The whole conversation is maddening. A wacko, insecure, night watchman carrying a gun for his own ego gratification shot and killed a person out walking after dark. His insecurities were granted affirmation by a dangerous Florida Stand Your Ground law. The local Police Department were called and, according to media reports, made a judgement at the scene of the crime that Zimmerman was withing the limits of the Florida law. The police were wrong in not doing an investigation warranted by the death of a person. SOMEONE DIED! WHEN SOMEONE DIES, WHITE, BLACK, HISPANIC, VANILLA, OR WHATEVER – A THOROUGH INVESTIGATION IS NECESSARY! Without a thorough investigation we are left with a confounding Hodge-podge of media investigators with overriding agendas.
We venture here that most of the media coverage has strongly suggested that all white people, and particularly white police officers, are prejudiced and continue to discriminate against black people.

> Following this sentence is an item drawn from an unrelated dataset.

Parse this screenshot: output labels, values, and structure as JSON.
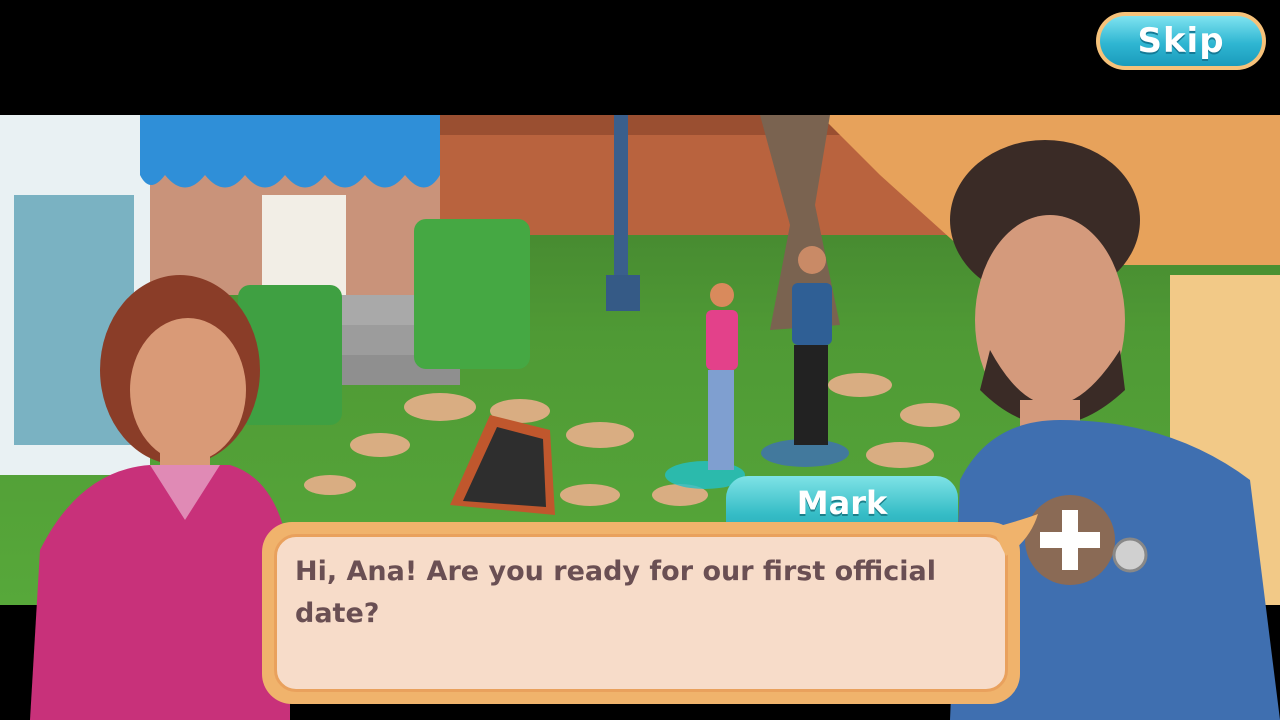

None of the generalities or stereotypes presented are accurate. The message to all black youths in America is simple – you have drawn the short straw and are destined to a life of being abused because of your skin color. You have no choice in the matter and your destiny is sealed. No matter what you do you will always come up short because the oppressive white people will never give you a chance.
There is some truth to everything being reported. There is some truth to every message presented. There is some truth to every agenda promoted. But we must be careful not to promote irresponsible behavior as a function of being social victims. Is every black person arrested a victim of social prejudice?
The reality is that the Trayvon Martin murder stands alone. It is an individual case that must be measured on the individual merits of the case. Clearly, I believe the death of Trayvon was unjustified. I believe Zimmerman to be a racist. I believe the Police failed to do their jobs. But I do not believe that we can extrapolate these misdeeds and apply them to all non-black people and all police officers. Clearly racism exists. Clearly there are daily injustices as a result of racism. My point is that the generalization of racism is equally discriminatory – and equally wrong.